Sure, Sunday tends to be overcrowded with high-end TV, including the just returned “Breaking Bad,” “True Blood,” “The Newsroom,” “Low Winter Sun,” “Dexter,” “Ray Donovan” and more, but what to watch the rest of the time? Every Monday, we bring you five noteworthy highlights from the other six days of the week.
Where else are people most open at ease than in their own beds? Philippa Robinson directs this doc consisting of interviews with 10 couples done, as the title indicates, from their beds. The interviewees include a cross-section of ages, ethnicities, religions and sexual orientations, and talk about love, sex and marriage. Check out the trailer here.

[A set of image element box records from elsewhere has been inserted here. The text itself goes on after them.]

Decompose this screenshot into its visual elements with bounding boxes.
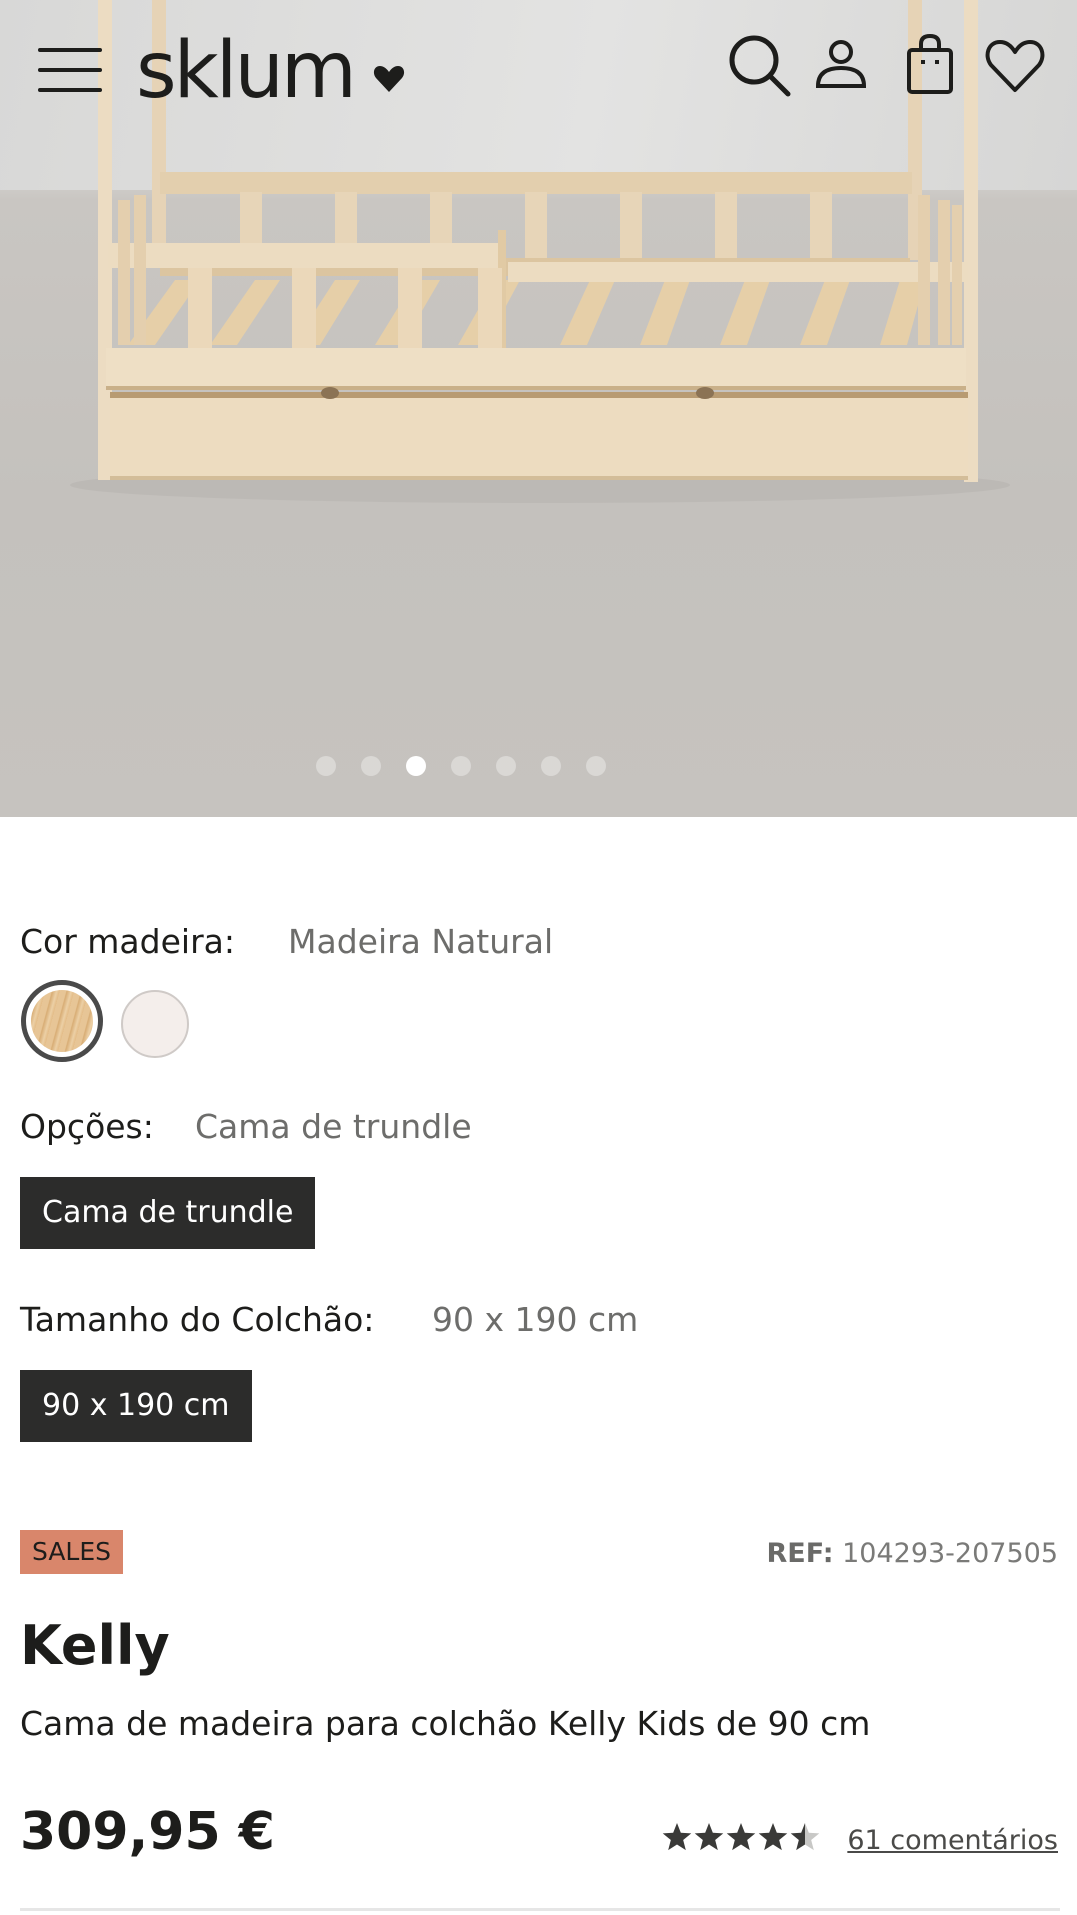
rating-star [790,1823,820,1851]
swatch-white[interactable] [121,990,189,1058]
rating-star [662,1823,692,1851]
product-name: Kelly [20,1614,170,1677]
gallery-dot[interactable] [451,756,471,776]
product-ref: REF: 104293-207505 [767,1538,1058,1569]
bag-icon[interactable] [895,30,965,100]
gallery-dot[interactable] [361,756,381,776]
ref-label: REF: [766,1538,834,1569]
reviews-link[interactable]: 61 comentários [847,1825,1058,1856]
gallery-dot[interactable] [541,756,561,776]
wood-color-label: Cor madeira: [20,922,235,961]
sales-badge: SALES [20,1530,124,1574]
product-price: 309,95 € [20,1802,275,1862]
rating-star [726,1823,756,1851]
divider [20,1908,1060,1911]
menu-icon[interactable] [38,48,102,92]
options-value: Cama de trundle [195,1107,472,1146]
product-image-gallery[interactable]: sklum [0,0,1077,817]
rating-star [758,1823,788,1851]
mattress-chip-90x190[interactable]: 90 x 190 cm [20,1370,252,1442]
option-chip-trundle[interactable]: Cama de trundle [20,1177,316,1249]
rating-star [694,1823,724,1851]
gallery-dot[interactable] [586,756,606,776]
user-icon[interactable] [806,30,876,100]
gallery-dot[interactable] [496,756,516,776]
gallery-dot[interactable] [406,756,426,776]
options-label: Opções: [20,1107,154,1146]
ref-value: 104293-207505 [842,1538,1058,1569]
sklum-logo[interactable]: sklum [136,26,357,116]
search-icon[interactable] [724,30,794,100]
gallery-pagination [0,756,1077,778]
site-header: sklum [0,0,1077,140]
gallery-dot[interactable] [316,756,336,776]
mattress-size-value: 90 x 190 cm [432,1300,639,1339]
mattress-size-label: Tamanho do Colchão: [20,1300,375,1339]
swatch-natural-wood[interactable] [21,980,103,1062]
logo-heart-icon [373,66,405,92]
wishlist-heart-icon[interactable] [980,30,1050,100]
rating-stars [662,1823,820,1851]
wood-color-value: Madeira Natural [288,922,554,961]
product-description: Cama de madeira para colchão Kelly Kids … [20,1704,871,1743]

Shola Lynch, of “Free Angela & All Political Prisoners” and “Chisolm ’72 — Unbought & Unbossed,” directs this week’s install of ESPN women’s sports doc series “Nine for IX.” “Runner” tells the story of American distance runner Mary Decker, whose Olympic debut at the 1984 Los Angeles Games was marked by a collision with Zola Budd, running on behalf of the UK. Decker fell, and initially placed the blame for the fall on Budd, though later the women tried to reconcile.
“Futurama”: “Game of Tones”
Wednesday, August 14 at 10pm on Comedy Central
First “Family Guy” creator Seth MacFarlane showed up on “The Simpsons,” voicing a character in the 24th season finale. Then news broke that “Family Guy” would be having a “Simpsons” crossover episode, with the Griffins ending up in Springfield. And this week, the former Oscar host continues his invasion of Matt Groening properties by providing the voice to a “Futurama” character — and not just any character, but that of Seymour, Fry’s dog from his days in the 20th century and the subject of the show’s surprise heartbreaker “Jurassic Bark.” MacFarlane is, of course, no stranger to voicing canines — he’s the voice of erudite “Family Guy” pet Brian.
Together with fellow Showtime unscripted series “Gigolos,” “Polyamory: Married and Dating” is the type of bare-all reality show it can be difficult to understand the reasoning behind the participants signing on, though we’re generally glad they did. The show, which is starting its second season, examines the romantic and domestic lives of a foursome and a threesome as the members of each try to navigate the complexities of non-monogamous committed relationships.
The original British incarnation of supernatural drama “Being Human,” about ghosts, werewolves and vampires who try to live in the real world (and with each other as roommates), comes to an end on BBC America after five seasons. The series finale, which aired in the U.K. in March, finds the central threesome battling for the fate of the world. While this version of the series is done, anyone pining for more from this premise can always turn to the U.S. remake, the fourth season of which will air on Syfy next year.
Also worth a look: PBS has an encore airing of Ian Cheney’s festival hit about light pollution “The City Dark” on Monday, August 12th at 10pm; A&E’s inexplicably giant reality hit “Duck Dynasty” returns for a fourth season on Wednesday, August 14th at 10pm.